Advocating for the expansion of public transit funding has always been a passion for MTM and MTM Transit. Our President and CEO Alaina Macia recently penned the below message on her LinkedIn account–read and learn why it is vitally important for states like Missouri, where MTM is headquartered, to put more into transit funding.
Recently I stumbled upon a statistic that floored me. According to the AASHTO Survey of State Funding for Public Transportation, my home state of Missouri ranks 46th in the nation in terms of public transit funding. AASHTO studied per capita funding for public transit in all 50 states, plus the District of Columbia, and found that Missouri invests only 28 cents per capita in its transit systems. Just 28 cents. Only five states invest less than Missouri—and four of those states have no state investment in transit whatsoever. Plus, every state bordering Missouri invests significantly more per capita in their public transit infrastructure:
- Illinois: $180.70
- Tennessee: $8.28
- Iowa: $5.05
- Kansas: $3.78
- Nebraska: $3.26
- Oklahoma: $1.46
- Arkansas: $1.17
- Kentucky: $0.41
Our state’s 34 public transit systems employ more than 4,500 Missouri residents and spend in excess of $675 million to support operations every year. With a combined annual trip volume of approximately 60 million—or 9.8 annual trips per Missourian—Missouri public transit riders spend more than $600 million on goods and services spent in conjunction with their public transit trips. The end result? Transit has a direct economic impact of more than $1.2 billion per year in Missouri, yet most of Missouri’s 34 transit providers receive less than 1% of their annual operating funds from the state, leaving them to rely heavily on federal funding and search for other ways to secure additional funds. Right now, when transit ridership is lower than ever due to COVID-19, transit agencies are taking an even bigger hit due to lack of fare, sales tax, and other funding sources.
While you can’t make an apples-to-apples comparison between every state’s transit infrastructure—for example, Illinois, whose Chicago Transit Authority is the nation’s second largest public transportation system, far surpasses the transit needs of Kentucky, which is comprised mainly of rural transit systems in small urban areas—public transit access is valuable no matter which state you live in. Many Missourians who rely on public transit are elderly or disabled and can’t drive themselves, or live at or below the poverty level and can’t afford a personal vehicle. Public transit is often their only means of transportation.

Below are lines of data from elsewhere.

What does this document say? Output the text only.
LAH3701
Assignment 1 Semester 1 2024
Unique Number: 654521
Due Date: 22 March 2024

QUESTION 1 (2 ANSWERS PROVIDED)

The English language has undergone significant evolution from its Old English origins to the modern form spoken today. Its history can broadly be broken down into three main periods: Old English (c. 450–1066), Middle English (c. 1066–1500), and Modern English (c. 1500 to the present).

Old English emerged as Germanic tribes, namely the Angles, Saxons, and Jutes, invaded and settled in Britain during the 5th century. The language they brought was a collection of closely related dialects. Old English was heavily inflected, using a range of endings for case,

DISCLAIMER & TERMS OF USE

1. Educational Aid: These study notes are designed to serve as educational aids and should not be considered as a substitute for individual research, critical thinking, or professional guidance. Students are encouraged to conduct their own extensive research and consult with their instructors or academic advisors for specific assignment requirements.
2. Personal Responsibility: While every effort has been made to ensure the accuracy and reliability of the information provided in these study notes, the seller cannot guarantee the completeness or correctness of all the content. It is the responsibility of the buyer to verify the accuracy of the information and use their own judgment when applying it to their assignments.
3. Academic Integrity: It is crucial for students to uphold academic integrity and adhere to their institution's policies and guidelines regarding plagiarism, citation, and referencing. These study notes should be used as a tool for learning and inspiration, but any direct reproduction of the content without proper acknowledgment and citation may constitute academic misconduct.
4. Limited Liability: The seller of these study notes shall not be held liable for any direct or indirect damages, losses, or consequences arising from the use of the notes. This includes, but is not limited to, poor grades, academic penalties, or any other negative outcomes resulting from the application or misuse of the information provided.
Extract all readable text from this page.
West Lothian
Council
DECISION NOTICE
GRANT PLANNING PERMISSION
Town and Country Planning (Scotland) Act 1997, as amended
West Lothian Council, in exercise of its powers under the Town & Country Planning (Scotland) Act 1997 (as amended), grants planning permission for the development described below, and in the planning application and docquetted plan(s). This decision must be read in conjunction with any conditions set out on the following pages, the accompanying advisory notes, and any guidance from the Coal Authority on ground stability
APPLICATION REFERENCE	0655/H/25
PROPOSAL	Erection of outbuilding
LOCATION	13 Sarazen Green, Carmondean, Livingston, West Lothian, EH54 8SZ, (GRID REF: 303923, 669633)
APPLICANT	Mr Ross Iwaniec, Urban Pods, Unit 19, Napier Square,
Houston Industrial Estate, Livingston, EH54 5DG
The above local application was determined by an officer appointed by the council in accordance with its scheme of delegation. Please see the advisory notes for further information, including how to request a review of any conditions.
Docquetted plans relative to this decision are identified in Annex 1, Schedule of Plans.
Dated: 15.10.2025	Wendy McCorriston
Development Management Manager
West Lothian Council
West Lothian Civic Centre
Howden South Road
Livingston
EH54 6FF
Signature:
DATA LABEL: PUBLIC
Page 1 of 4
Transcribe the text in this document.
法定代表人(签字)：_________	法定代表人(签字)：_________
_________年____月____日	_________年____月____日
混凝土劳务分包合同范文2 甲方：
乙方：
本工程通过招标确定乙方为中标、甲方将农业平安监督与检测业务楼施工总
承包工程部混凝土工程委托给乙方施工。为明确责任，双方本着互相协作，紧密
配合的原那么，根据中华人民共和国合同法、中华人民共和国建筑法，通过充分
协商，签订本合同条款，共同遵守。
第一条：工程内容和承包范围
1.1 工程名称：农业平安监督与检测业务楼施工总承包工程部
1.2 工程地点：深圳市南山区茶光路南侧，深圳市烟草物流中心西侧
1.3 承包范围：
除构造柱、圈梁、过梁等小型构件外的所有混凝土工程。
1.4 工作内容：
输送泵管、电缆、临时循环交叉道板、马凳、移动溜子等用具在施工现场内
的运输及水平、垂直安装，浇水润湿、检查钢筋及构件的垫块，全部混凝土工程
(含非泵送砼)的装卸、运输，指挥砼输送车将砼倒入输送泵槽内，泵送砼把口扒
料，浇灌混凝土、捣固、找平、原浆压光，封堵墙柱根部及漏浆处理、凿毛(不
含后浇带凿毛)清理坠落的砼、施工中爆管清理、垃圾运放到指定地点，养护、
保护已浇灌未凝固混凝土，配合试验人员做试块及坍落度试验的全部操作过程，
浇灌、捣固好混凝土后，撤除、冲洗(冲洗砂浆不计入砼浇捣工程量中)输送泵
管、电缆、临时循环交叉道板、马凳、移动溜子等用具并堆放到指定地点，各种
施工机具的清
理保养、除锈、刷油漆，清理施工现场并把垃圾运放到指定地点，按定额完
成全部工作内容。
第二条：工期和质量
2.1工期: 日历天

Access to transportation is one of the most important social determinants of health. A robust public transit system that is affordable for all riders offers a multitude of benefits: reliable access to employment and education; a way to get to preventative healthcare; a convenient means to connect with friends and family for social and recreational outings; and access to basic daily needs like grocery stores, pharmacies, and healthy food options. As an added health advantage, public transit riders benefit from increased physical activity as a byproduct of walking or biking to bus or train stops. Not to mention the environmental benefits—with increased public transit use comes fewer personal vehicles on the road, decreasing emissions and helping improve respiratory conditions like asthma.
All of these are reasons while my fellow Missourians—as well as residents of other states affected by under-funding of public transit—should care about increasing state funding for transportation systems. What can you do to help? Support organizations like the Missouri Public Transit Association and Citizens for Modern Transit, which advocates for public transit improvements in the St. Louis region. Reach out to your local government representatives and advocate for increased state-level funding. Take advantage of your local transit systems and help fund the system through the fare you pay. Whether you routinely utilize transit services or not, public transit access has a huge impact on Missouri’s economic climate. We all need to make our voices heard to ensure our public transit systems are robust, accessible, and perhaps most importantly, affordable for every resident who depends these resources to access employment, healthcare, and basic daily needs.